Wednesday, June 18, 2014

The Conundrum of a Unified Iraq and a Unified Syria

What to Do With the Twins?

Thomas L. Friedman, NYT
JUNE 17, 2014

There is much talk right now about America teaming up with Iran to push back the coalition of Sunni militias that has taken over Mosul and other Sunni towns in western Iraq and Syria. For now, I’d say stay out of this fight — not because it’s the best option, but because it’s the least bad.

After all, what is the context in which we’d be intervening? Iraq and Syria are twins: multiethnic and multisectarian societies that have been governed, like other Arab states, from the top-down. First, it was by soft-fisted Ottomans who ruled through local notables in a decentralized fashion, then by iron-fisted British and French colonial powers and later by iron-fisted nationalist kings and dictators.

Today, the Ottomans are gone, the British and French are gone and now many of the kings and dictators are gone.
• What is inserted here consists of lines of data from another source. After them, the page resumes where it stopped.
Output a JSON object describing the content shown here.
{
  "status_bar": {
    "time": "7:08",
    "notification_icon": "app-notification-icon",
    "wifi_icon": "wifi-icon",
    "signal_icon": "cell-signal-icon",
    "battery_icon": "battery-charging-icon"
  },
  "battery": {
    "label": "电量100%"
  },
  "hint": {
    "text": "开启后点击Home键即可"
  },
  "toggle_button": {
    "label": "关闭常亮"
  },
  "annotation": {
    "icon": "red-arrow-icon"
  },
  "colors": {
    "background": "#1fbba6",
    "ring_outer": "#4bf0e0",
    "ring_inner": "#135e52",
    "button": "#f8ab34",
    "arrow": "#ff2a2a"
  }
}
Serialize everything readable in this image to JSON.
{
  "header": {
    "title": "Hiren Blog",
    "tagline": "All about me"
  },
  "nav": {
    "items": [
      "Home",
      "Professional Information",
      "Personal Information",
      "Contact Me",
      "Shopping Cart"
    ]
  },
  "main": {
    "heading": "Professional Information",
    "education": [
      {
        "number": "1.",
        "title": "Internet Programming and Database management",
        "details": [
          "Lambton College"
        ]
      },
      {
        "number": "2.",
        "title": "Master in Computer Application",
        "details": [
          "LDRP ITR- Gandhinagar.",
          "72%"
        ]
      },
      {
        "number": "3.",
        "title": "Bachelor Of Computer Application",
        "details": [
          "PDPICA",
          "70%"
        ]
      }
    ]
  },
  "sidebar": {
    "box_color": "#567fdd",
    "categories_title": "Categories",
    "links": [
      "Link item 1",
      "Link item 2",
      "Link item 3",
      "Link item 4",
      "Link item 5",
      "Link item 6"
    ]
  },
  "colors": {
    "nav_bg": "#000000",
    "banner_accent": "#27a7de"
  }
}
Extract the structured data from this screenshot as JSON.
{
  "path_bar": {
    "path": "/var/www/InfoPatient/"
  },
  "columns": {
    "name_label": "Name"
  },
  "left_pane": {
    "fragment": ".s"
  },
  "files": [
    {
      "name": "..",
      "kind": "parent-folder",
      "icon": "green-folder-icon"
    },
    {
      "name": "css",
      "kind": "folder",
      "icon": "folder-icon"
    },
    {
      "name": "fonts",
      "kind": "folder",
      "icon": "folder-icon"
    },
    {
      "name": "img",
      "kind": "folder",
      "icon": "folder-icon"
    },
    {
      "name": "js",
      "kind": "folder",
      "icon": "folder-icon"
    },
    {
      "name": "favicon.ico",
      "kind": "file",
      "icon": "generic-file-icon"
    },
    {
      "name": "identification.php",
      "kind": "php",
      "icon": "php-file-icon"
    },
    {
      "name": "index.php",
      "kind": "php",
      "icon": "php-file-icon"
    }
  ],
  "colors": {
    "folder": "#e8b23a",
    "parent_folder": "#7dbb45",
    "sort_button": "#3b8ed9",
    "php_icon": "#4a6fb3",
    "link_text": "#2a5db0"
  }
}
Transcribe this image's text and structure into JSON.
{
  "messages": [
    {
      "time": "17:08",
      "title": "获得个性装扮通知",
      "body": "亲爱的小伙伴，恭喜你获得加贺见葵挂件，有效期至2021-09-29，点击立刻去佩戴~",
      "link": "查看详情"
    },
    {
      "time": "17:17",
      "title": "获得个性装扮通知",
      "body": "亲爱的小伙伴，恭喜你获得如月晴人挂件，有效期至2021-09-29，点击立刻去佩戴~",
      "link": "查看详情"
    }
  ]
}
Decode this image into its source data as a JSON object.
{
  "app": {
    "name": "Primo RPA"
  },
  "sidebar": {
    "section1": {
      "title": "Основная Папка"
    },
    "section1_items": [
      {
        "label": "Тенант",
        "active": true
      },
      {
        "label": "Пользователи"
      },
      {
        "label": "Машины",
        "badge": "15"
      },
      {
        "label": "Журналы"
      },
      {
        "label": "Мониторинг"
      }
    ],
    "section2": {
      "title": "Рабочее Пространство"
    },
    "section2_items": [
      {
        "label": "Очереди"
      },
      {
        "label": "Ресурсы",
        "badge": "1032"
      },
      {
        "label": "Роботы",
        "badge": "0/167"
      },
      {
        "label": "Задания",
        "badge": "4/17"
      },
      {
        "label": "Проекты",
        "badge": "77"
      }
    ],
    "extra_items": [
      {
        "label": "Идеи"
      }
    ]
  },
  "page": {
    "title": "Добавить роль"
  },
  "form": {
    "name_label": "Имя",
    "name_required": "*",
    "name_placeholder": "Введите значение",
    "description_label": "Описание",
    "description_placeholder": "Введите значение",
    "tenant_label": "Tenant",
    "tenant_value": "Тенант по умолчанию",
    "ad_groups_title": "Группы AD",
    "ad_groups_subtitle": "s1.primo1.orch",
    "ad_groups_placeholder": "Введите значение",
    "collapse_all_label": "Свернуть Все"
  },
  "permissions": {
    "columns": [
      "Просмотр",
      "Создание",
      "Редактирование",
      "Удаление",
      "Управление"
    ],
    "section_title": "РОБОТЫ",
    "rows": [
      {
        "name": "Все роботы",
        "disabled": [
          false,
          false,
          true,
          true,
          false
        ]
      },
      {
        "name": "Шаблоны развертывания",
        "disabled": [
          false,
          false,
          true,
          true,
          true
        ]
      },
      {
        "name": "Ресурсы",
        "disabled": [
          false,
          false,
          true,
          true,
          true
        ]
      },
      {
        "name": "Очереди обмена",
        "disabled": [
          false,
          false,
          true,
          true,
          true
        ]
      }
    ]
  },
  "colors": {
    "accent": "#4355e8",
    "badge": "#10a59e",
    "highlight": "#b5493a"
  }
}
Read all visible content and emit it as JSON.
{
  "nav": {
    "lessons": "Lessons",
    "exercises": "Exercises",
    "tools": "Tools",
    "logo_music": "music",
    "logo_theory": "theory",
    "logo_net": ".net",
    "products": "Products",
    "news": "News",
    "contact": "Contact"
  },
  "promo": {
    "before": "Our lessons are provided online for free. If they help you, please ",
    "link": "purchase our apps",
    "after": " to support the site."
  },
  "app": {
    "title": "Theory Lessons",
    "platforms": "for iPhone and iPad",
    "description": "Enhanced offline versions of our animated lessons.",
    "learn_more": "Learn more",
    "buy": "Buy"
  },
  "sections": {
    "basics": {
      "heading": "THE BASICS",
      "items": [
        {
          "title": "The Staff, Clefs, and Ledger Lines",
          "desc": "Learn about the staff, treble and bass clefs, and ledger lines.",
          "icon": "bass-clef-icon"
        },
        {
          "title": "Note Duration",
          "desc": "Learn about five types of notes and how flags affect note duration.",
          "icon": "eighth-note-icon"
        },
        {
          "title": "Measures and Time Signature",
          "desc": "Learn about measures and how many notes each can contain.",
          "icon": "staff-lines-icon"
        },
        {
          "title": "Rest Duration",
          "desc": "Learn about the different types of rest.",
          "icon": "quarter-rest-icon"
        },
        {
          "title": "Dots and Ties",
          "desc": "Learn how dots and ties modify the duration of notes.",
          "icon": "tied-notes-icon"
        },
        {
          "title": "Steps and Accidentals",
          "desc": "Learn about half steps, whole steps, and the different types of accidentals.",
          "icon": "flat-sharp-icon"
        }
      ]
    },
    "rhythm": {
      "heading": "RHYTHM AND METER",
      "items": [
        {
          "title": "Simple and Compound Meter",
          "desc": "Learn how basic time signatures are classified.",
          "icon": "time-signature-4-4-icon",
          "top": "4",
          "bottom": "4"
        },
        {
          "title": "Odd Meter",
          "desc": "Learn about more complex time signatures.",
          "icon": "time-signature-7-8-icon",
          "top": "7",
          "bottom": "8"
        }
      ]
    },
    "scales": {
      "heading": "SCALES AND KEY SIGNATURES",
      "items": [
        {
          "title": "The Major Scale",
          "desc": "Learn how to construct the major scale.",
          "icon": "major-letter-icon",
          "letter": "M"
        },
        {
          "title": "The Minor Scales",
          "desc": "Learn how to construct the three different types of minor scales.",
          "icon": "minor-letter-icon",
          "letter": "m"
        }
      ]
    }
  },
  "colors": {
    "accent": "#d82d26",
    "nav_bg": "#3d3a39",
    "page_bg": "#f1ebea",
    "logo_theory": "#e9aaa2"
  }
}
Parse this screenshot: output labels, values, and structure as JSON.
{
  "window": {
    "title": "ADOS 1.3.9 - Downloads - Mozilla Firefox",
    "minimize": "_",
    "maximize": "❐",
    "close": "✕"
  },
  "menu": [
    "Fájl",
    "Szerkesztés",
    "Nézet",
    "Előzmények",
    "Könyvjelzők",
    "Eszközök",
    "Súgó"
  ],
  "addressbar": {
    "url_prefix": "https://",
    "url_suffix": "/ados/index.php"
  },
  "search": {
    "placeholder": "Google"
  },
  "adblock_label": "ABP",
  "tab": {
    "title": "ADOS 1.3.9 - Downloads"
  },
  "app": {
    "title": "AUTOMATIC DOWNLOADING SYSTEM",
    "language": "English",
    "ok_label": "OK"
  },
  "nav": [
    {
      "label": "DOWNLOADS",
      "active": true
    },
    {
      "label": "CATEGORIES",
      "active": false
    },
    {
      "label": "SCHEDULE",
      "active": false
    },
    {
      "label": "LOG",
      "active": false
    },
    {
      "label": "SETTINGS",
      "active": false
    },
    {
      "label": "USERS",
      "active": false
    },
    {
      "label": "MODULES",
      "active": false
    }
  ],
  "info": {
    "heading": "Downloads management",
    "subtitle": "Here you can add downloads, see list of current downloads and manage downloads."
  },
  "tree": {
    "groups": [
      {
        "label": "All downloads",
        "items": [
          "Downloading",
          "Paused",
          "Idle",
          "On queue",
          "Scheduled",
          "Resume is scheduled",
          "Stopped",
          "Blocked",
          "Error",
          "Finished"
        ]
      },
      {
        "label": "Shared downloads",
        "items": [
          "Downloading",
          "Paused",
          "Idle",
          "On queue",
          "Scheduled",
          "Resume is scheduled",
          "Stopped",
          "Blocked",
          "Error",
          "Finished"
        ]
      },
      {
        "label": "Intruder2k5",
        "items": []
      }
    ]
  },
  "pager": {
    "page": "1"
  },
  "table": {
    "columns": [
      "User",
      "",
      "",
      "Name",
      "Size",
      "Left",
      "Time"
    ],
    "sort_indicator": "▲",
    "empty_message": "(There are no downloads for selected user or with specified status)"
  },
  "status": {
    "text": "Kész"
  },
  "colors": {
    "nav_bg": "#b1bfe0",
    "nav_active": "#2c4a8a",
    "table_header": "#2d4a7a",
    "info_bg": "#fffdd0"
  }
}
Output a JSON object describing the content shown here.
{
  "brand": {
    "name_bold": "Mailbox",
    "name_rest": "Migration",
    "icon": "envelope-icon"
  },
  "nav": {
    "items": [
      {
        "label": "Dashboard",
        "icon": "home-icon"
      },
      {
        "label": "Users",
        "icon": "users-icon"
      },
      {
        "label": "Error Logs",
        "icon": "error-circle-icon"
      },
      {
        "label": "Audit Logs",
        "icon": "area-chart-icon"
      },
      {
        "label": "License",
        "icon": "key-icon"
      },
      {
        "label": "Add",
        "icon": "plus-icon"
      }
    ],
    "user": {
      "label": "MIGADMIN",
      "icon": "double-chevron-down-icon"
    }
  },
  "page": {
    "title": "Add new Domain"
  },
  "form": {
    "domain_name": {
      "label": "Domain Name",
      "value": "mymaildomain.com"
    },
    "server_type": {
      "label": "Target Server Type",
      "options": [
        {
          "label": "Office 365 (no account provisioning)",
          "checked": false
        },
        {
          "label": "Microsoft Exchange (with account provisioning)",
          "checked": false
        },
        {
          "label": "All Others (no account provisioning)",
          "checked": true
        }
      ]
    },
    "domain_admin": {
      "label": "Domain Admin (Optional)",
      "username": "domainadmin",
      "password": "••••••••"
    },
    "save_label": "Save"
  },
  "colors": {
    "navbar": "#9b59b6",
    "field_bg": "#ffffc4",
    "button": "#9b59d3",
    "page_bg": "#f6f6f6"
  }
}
We removed Iraq’s dictator; NATO and tribal rebels removed Libya’s; the people of Tunisia, Egypt and Yemen got rid of theirs; and some people in Syria have tried to topple theirs. Each country is now faced with the challenge of trying to govern itself horizontally by having the different sects, parties and tribes agree on social contracts for how to live together as equal citizens who rotate power.

Tunisia and Kurdistan have done the best at this transition. Egyptians tried and found the insecurity so unbearable that they brought back the army’s iron fist. Libya has collapsed into intertribal conflict. Yemen struggles with a wobbly tribal balance. In Syria, the Shiite/Alawite minority, plus the Christians and some Sunnis, seem to prefer the tyranny of Bashar al-Assad to the anarchy of the Islamist-dominated rebels; the Syrian Kurds have carved out their own enclave, so the country is now a checkerboard.